The nitrilase superfamily, which includes amidases, are thiol enzymes that catalyze the hydrolysis and condensation of non-peptide, carbon-nitrogen linkages. The mechanism of action of these enzymes remains unknown – but substantial insight has been gained from our studies of the closely related amidases. All the enzymes have a structurally conserved active site grouping comprising two glutamates, a lysine, and a cysteine. All postulated mechanisms involve covalent modification of the cysteine. Such covalently modified amino acids cannot be modelled by the best available modelling tools used in the field. I have developed a procedure that enables optimization of these amino acids using the Interactive Structure Optimization by Local Direct Exploration (ISOLDE) package incorporated in UCSF ChimeraX. In addition to coordinates that conventional docking programs rely on, ISOLDE employs electron density to minimize protein structures. Application of my protocols to the nitrilases has afforded substantial insight that potentially eliminates some mechanistic proposals.

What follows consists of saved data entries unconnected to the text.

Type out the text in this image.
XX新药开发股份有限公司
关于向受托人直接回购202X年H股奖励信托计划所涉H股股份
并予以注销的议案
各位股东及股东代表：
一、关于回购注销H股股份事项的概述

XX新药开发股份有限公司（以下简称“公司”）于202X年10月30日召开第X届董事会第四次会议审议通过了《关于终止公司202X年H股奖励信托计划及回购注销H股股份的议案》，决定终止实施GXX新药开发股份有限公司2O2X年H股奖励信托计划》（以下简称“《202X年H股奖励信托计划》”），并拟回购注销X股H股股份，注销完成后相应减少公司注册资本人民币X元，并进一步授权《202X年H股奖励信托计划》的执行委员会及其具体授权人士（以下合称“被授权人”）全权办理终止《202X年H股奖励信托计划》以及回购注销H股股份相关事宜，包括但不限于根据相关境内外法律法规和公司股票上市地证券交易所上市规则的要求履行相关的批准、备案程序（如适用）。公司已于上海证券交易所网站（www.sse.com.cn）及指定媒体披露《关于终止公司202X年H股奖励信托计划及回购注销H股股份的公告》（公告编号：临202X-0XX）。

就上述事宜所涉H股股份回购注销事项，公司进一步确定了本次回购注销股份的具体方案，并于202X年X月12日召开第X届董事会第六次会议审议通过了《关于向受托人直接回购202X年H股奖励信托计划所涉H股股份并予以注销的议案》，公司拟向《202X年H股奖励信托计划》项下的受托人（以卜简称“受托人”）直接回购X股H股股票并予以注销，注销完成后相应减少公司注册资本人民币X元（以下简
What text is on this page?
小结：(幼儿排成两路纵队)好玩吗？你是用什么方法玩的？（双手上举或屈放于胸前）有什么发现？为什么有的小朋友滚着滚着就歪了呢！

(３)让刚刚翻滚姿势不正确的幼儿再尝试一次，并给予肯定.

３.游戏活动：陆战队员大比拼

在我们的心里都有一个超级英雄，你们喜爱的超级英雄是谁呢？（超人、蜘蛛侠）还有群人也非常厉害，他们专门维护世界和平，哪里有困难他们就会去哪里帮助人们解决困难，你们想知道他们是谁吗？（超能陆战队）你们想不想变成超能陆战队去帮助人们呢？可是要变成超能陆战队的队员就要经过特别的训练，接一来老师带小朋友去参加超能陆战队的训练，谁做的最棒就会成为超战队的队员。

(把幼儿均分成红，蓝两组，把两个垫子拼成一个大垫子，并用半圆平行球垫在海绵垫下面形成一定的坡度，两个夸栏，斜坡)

Modelling the covalent intermediates of the nitrilase superfamily
Abstract
Speaker
Dr Dewald P. van Heerden
University of Cape Town (Dept of Integrative Biomedical Sciences)
About
Dewald P. van Heerden completed his PhD in 2020 under the supervision of Leonard Barbour at the University of Stellenbosch with the project titled Computational Assessment and Visualization of Guest Inclusion in Porous Crystalline Materials. Soon thereafter, he joined the Structural Biology Research Unit at the University of Cape Town as a postdoctoral research fellow under the mentorship of Trevor Sewell. His current research interests are focused on the computational elucidation of the reaction mechanisms of the nitrilase superfamily.